Today’s exercise was Space Age. You calculate your age based on the year length for each planet in the solar system (orbital periods are given). For being such a simple exercise it sure took a while. That was largely due to unspoken requirements.

For instance pass a planet not on the list, you have to throw a specific error message. The orbital periods in the text use planets with title-case, but the tests use lower-case. I am sure that the test system could compare numbers with precision to a given number of digits, but instead it requires we have exactly two places after the decimal. Of course Javascript’s round function or fround function won’t do that so you have to use toFixed() and then change it from a string back into a number or scale the number by 100 then divide by 100 after rounding (my choice). Oh, and someone needs to tell me why key in Object.Keys(dictionary) doesn’t work, but key in dictionary does.

Hey, look! I got an award for viewing community solutions on the Javascript track.

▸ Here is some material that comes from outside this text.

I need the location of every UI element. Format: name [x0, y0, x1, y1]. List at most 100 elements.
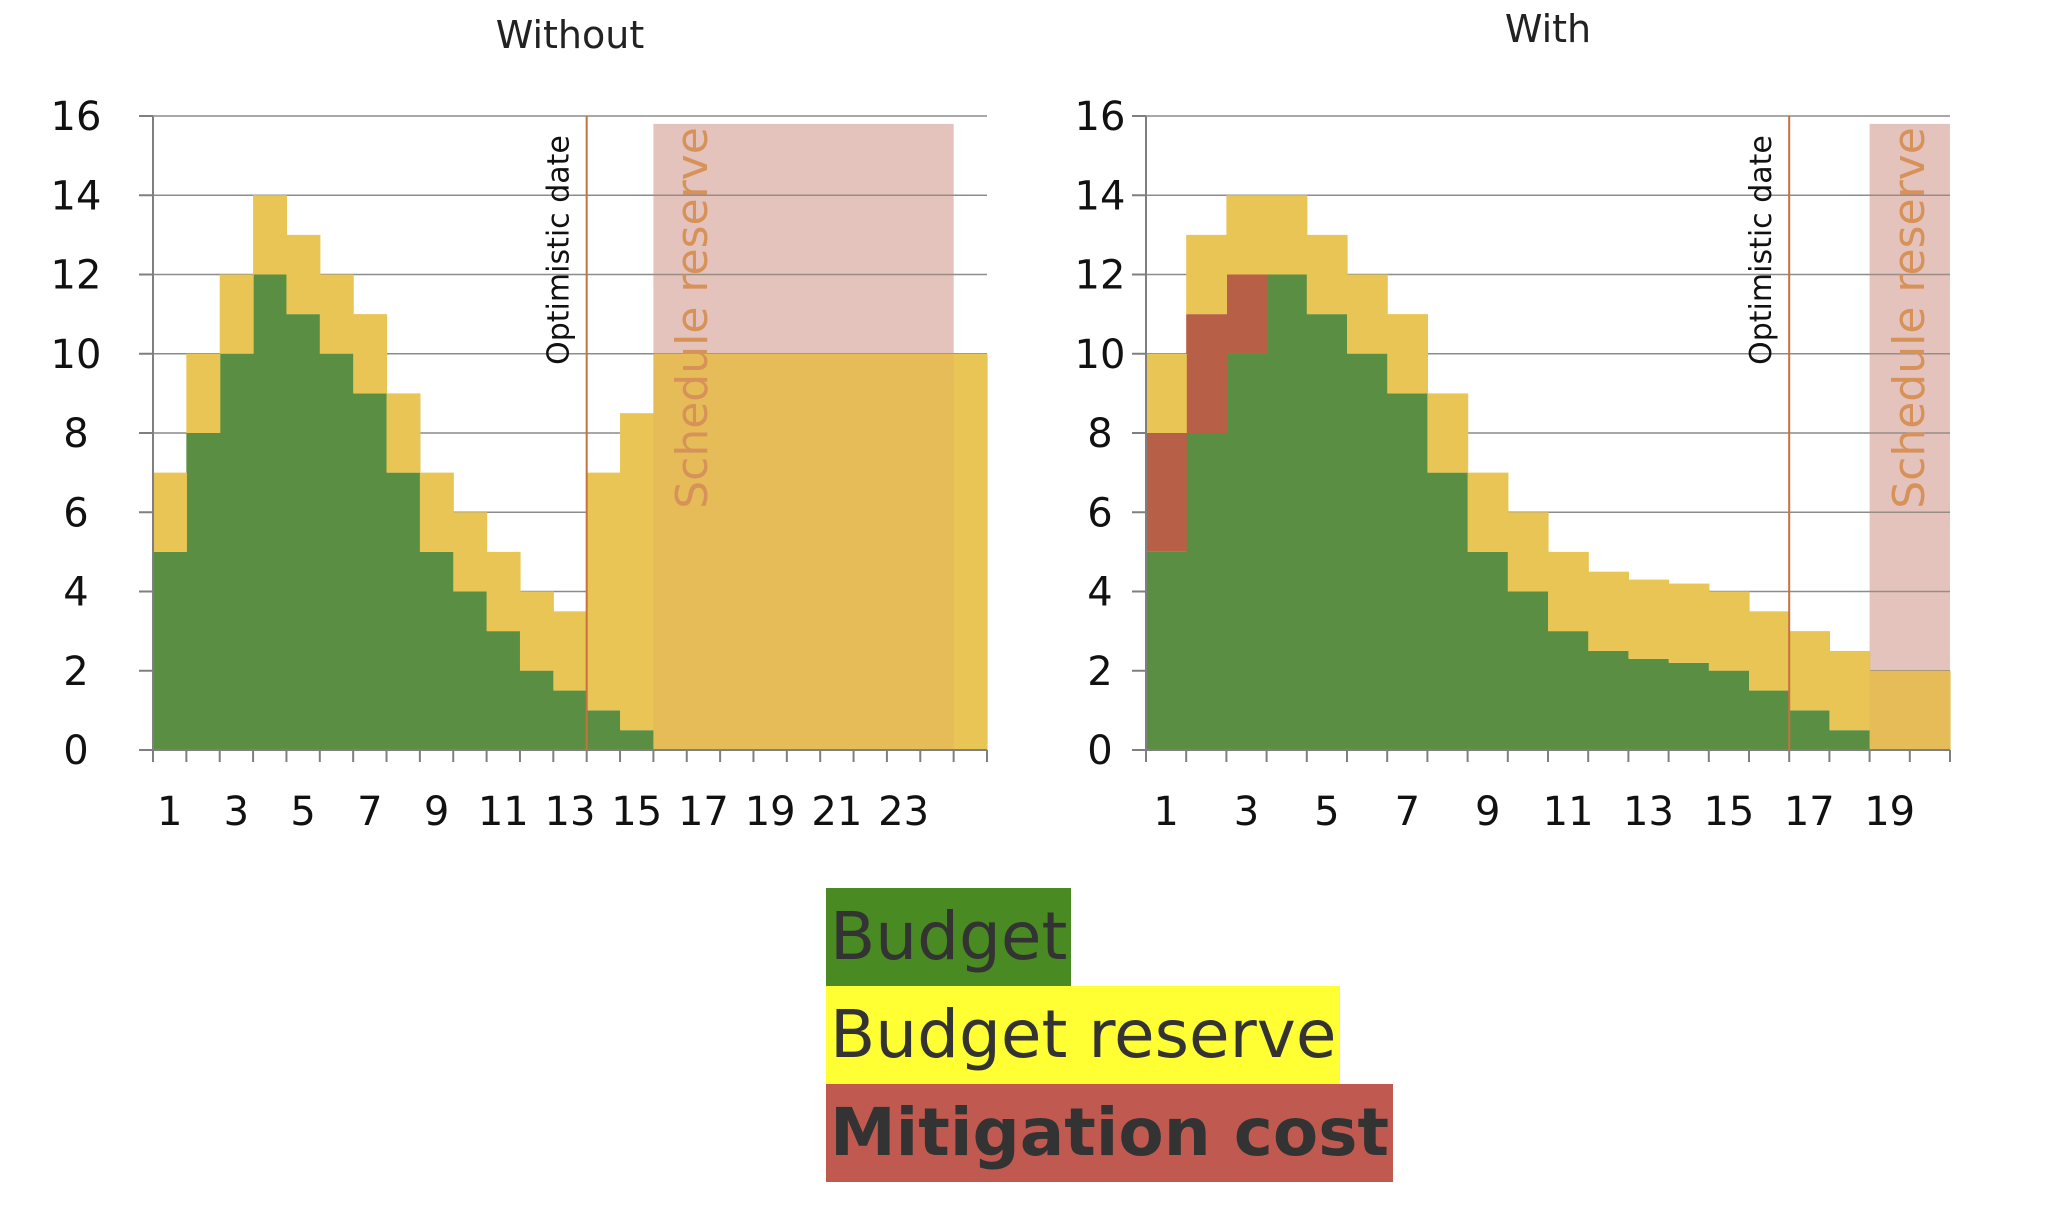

I got up through Chapter 6 in “Game Boy Coding Adventure“. Already there are some things out of date between the current version hardware.inc and the one used in the book. _VRAM8000 was deprecated in his version and has been removed in mine (I ended up defining my own constant). The code for the vblank check failed to compile because SCRN_Y is not defined. Looking at the .inc file, I replaced it with LY_VBLANK which I think is correct (they are both a constant of 144). Anyway, the sample code still doesn’t do anything but you can inspect the video memory and see that I have loaded his sample files.